Hines doesn’t need much persuasion to revisit some of his old repertoire as well as a few covers (Don Redman’s "Save it, pretty Mama", "Memories of you", "St Louis blues boogie"). He doesn’t do anything experimental or outlandish, just plays the hell out of them. The same could be said about the film. Nothing fancy, just knocks it out.

4. The World According To John Coltrane (R Palmer, T Byron, 1990)

“I believe that the execution of improvising should blend with emotion. The emotion and the execution should blend together and then you would get more or less free improvising. But in certain cases where the technical part of a tune hinders the musician from free improvising, it seems I don’t get the message that they actually hear something to play in that style of tune.” John Coltrane

First John Coltrane record I ever listened to was “Sun Ship” & I recoiled violently from the opening blasts, turned it off and spent the next few weeks pretending that Trane was a musical demigod. I then tried “Ole”, “A Love Supreme” & “Crescent” (can’t recall in what order), fell in love three times, returned to Sun Ship, fell in love again & that’s John Coltrane all over; once you’re in, you’re all the way in & it becomes near impossible to get out or to imagine wanting to.

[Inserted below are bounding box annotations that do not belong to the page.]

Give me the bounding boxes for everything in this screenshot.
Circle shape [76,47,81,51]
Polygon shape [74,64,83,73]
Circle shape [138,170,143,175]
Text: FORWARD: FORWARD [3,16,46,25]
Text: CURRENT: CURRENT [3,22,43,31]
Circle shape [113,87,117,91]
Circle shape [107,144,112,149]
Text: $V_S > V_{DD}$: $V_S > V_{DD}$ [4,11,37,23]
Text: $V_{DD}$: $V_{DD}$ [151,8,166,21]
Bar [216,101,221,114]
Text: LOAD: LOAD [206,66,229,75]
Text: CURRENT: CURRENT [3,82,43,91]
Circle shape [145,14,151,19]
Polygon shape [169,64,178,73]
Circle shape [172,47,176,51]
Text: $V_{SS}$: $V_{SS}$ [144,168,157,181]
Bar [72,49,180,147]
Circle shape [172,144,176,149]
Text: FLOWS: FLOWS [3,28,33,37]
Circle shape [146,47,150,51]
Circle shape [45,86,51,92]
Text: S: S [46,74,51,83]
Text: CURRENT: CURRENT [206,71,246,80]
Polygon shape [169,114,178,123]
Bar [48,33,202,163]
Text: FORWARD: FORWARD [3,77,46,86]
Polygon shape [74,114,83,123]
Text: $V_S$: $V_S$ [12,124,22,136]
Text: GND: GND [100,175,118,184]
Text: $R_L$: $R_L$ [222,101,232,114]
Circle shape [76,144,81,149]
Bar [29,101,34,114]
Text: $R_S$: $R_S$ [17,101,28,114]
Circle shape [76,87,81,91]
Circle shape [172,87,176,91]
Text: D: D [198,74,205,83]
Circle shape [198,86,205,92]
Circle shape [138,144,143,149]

I have a strong preference for biopics that aren't really biopics; the ones that give you just a slice not the whole Madeira. That applies even more to hour long docs than it does to feature length films, for the obvious reason that the time constraints often result in frenzied and underdeveloped treatments. This is certainly in that ‘slice not the whole’ bracket, focusing mainly on Trane’s lifelong search for new sounds, musical diversity & spiritual transcendence. Before your feelings of nausea become too intense, it is worth knowing that this is one of a select few documentaries about “spiritual transcendence” that manages not to disgrace itself.

Like I said, it has no ambitions of being the definitive Trane story, yet – perhaps as a direct consequence of this – his ethereal quality is at the film’s core. Alice Coltrane’s involvement in the making of the film (she also contributes some voiceover) may explain why at points it treads dangerously close to hero worship, but it’s easy enough to let that slide when the superlatives accompany top-table footage of one of the greatest musicians ever to check-in to the globe. Besides, the sureness and lucidity that Tommy Flanagan, Jimmy Heath & Rashied Ali bring to the occasion keeps it anchored in reality.